Like so many of us, Duane’s achievements have been punctuated by doubt. He has conducted at every major venue in New York, and many others. But self-doubt doesn’t disappear just because you make it to Carnegie Hall. “I’ve conducted at so many places, not always feeling like I was qualified to do that. But it’s because someone said, ‘You can do that!’ Someone said, ‘You can be Chorus Master. No, you don’t know everything about opera. No, you’re not fluent in those languages. But you’re a good musician, and you love people.’”

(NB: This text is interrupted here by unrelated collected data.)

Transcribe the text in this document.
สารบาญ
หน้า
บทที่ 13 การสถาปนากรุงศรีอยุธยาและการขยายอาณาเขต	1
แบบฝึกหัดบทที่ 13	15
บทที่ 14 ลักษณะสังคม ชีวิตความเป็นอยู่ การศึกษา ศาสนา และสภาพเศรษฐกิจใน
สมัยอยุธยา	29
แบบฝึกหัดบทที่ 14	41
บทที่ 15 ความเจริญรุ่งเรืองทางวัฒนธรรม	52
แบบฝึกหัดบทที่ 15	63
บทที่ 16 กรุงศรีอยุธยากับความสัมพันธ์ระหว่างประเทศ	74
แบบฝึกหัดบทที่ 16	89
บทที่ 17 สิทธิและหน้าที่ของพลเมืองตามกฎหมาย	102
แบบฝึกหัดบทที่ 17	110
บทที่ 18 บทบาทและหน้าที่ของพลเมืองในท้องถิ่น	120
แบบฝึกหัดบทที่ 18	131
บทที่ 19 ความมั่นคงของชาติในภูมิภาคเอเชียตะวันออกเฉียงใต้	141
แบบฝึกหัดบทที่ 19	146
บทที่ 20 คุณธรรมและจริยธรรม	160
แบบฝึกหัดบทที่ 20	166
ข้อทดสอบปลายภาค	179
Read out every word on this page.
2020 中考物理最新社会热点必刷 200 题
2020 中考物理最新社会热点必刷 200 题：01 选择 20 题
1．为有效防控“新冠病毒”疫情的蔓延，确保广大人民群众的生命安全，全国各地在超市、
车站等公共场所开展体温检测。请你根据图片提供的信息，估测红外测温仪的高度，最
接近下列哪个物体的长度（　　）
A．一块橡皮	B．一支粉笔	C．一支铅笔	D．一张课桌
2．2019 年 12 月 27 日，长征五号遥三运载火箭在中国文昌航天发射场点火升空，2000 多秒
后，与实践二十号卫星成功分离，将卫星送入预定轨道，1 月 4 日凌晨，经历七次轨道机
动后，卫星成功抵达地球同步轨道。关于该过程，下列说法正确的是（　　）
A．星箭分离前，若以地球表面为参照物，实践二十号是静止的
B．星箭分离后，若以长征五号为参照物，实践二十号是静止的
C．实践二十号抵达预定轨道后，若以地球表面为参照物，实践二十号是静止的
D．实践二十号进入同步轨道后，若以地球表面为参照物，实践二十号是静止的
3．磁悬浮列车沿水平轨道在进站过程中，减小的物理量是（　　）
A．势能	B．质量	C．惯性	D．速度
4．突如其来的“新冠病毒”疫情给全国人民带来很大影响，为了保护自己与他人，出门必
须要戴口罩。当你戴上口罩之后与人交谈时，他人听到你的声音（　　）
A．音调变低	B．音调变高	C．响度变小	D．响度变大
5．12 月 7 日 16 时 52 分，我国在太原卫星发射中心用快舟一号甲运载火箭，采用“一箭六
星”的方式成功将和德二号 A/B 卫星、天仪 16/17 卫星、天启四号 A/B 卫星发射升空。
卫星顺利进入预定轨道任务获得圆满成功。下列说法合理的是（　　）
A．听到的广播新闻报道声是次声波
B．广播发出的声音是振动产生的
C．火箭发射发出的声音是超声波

It’s this last point that makes Duane such a perfect fit for his position as Chorus Master. “A community of singers, like the chorus, they have to feel worthy. They have to feel appreciated. They have to feel like they are a community, that they’re vital in a production.” Duane wanted to be the person to instill these feelings in people, out of gratitude for those who had done the same for him.
With the chorus at his side, Duane can give himself fully to whatever he is working on. When asked to name his favorite opera, his reply is at once diplomatic and sincere. “The favorite is whatever I’m doing at the time. It sounds like what I’m supposed to say, but it’s true. I lose myself in what I’m doing, and when it’s done, I’m done, and onto the next thing. And now that’s my favorite. It has to be my favorite. I don’t want to do anything that does not move me as a human being.”
How does taste evolve for a man whose childhood obsession was Tosca? Duane’s sensibilities still gravitate toward art that provokes something in him, no matter what form or tradition that takes. Says Duane, “I love operas that touch sensitive places in me. That touch places that are disturbing.” Talking to Duane, it’s clear his ear is pressed to the pulse of the human condition. He is kind, and supremely affable—traits that are not universal in the highly erudite, competitive world of opera. His manner suggests that of a doggedly good sport, with an undercurrent of melancholy. This may be the perfect constitution for a man whose life’s work lays at the nexus of music and people.
“Opera can be hilarious, or it can be tragic. Most operas are tragic. Someone dies. Several people die,” Duane says with a rueful chuckle. “It touches deeply, especially when you’ve known life and you’ve known death.” In a career that has spanned decades, Duane has seen the panoply of human experience, onstage and off. He is still listening.
“The arts should elevate and cleanse and stir us. I still allow the arts to stir me.” He doesn’t yearn for the easily digestible, or the merely pleasing. “Do something! Disturb me in a way that makes me think a little deeper about life, about my journey, about my contribution, about things that I need to learn. I’m seventy-one and there’s still so much to learn.”